01.09.2005

BIS 7. 9.

IFA setzt auf die digitale Revolution

Für das Publikum öffnet die weltweit größte Messe für Consumer Electronics [CE] am Freitag ihre Pforten. Insgesamt werden bis zum 7. September 1.189 Aussteller aus 40 Ländern ihre Neuheiten präsentieren. Das sind mehr als je zuvor.

Im Mittelpunkt der Funkausstellung stehen das hochauflösende Fernsehen [HDTV], LCD- und Plasma-Flachbildschirme, MP3-Player und Digitalkameras. Die wichtigsten Schlagworte lauten Digitalisierung, neue Display-Technologien und Konvergenz.

Zu den nach Standfläche größten Ausstellern zählen die ARD, Telekom, LG Electronics, Panasonic, Samsung, Sony und Philips.

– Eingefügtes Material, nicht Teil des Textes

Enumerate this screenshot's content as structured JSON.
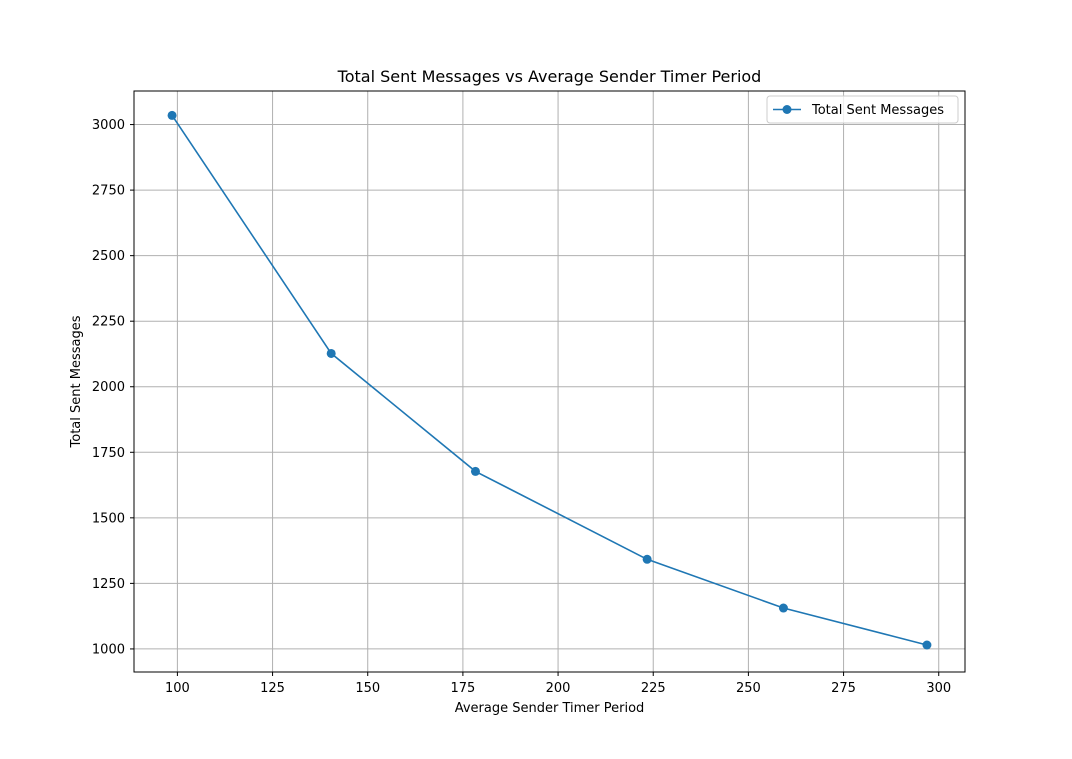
{
  "chart_data": {
    "type": "line",
    "title": "Total Sent Messages vs Average Sender Timer Period",
    "xlabel": "Average Sender Timer Period",
    "ylabel": "Total Sent Messages",
    "xlim": [
      88.6,
      306.9
    ],
    "ylim": [
      912,
      3128
    ],
    "xticks": [
      100,
      125,
      150,
      175,
      200,
      225,
      250,
      275,
      300
    ],
    "yticks": [
      1000,
      1250,
      1500,
      1750,
      2000,
      2250,
      2500,
      2750,
      3000
    ],
    "grid": true,
    "legend_position": "top-right",
    "series": [
      {
        "name": "Total Sent Messages",
        "color": "#1f77b4",
        "marker": "circle",
        "x": [
          98.6,
          140.4,
          178.3,
          223.4,
          259.2,
          296.9
        ],
        "y": [
          3035,
          2127,
          1677,
          1342,
          1156,
          1015
        ]
      }
    ]
  }
}
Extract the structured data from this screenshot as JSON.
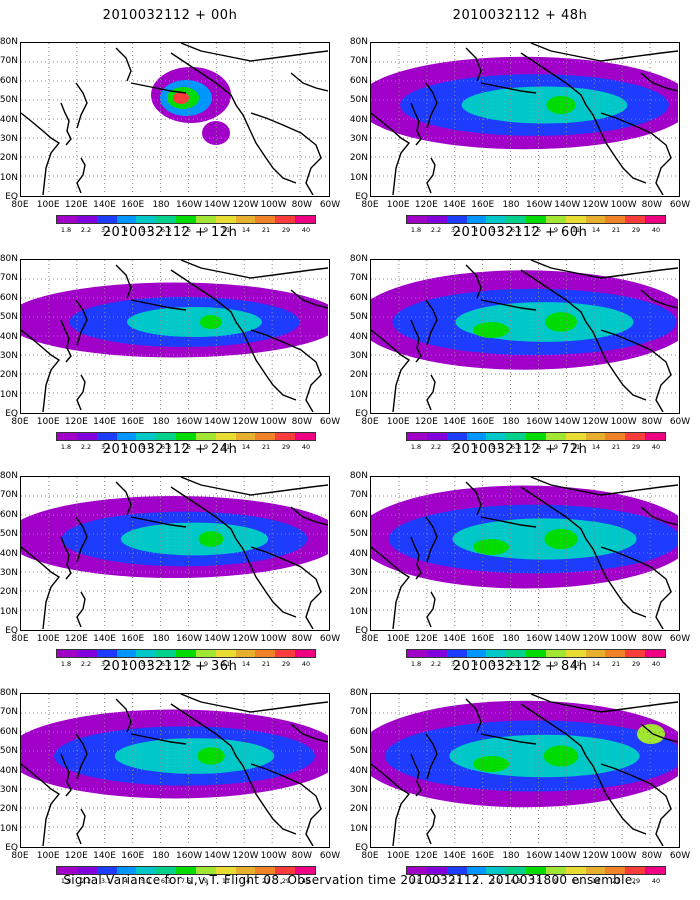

Der weltgrößte Chiphersteller Intel hat sich eine komplette Ausstellungshalle gesichert.

Digitalisierung und drahtlose Neuheiten

Die digitale Technik dominiert endgültig den Markt für Unterhaltungselektronik. Der Umsatz mit digitalen Geräten werde in diesem Jahr in Deutschland um 23 Prozent auf 8,3 Milliarden Euro steigen, berichtete der Branchenverband BITKOM.

Die Erlöse mit analogen Geräten gehen dagegen um 17 Prozent auf 3,3 Milliarden Euro zurück.

Und anstatt die Geräte mühsam zu verkabeln zu müssen, kommunizieren DVD-Player, Fernseher und Festplattenrekorder einfach über WLAN miteinander.

Dabei gewinnt der PC laut der Studie "Trends der IFA 2005", die das Magazin "stern" veröffentlichte, auch im Wohnzimmer immer mehr an Akzeptanz: Rund vier Millionen der insgesamt 31,6 Millionen Computerbesitzer in Deutschland spielen Musikdateien vom Rechner über ihre HiFi-Anlage ab PC auf dem Fernseher.

280.000 Besucher erwartet

Die Veranstalter der Funkausstellung erwarten heuer rund 280.000 Besucher, die sich auf der Funkausstellung über die technischen Innovationen informieren werden.

Wenn unzählige Geräte und Scheinwerfer bei der Messe angeschaltet werden, startet auch ein gigantischer Stromverbrauch. An den sechs Messetagen werden schätzungsweise 2,5 Millionen Kilowattstunden Strom verbraucht.

Für einen perfekten Sound der tausenden von Musikanlangen und für scharfe Fernsehbilder werden in den Messehallen und auf den Freiflächen 1.500 Kilometer Kabel verlegt.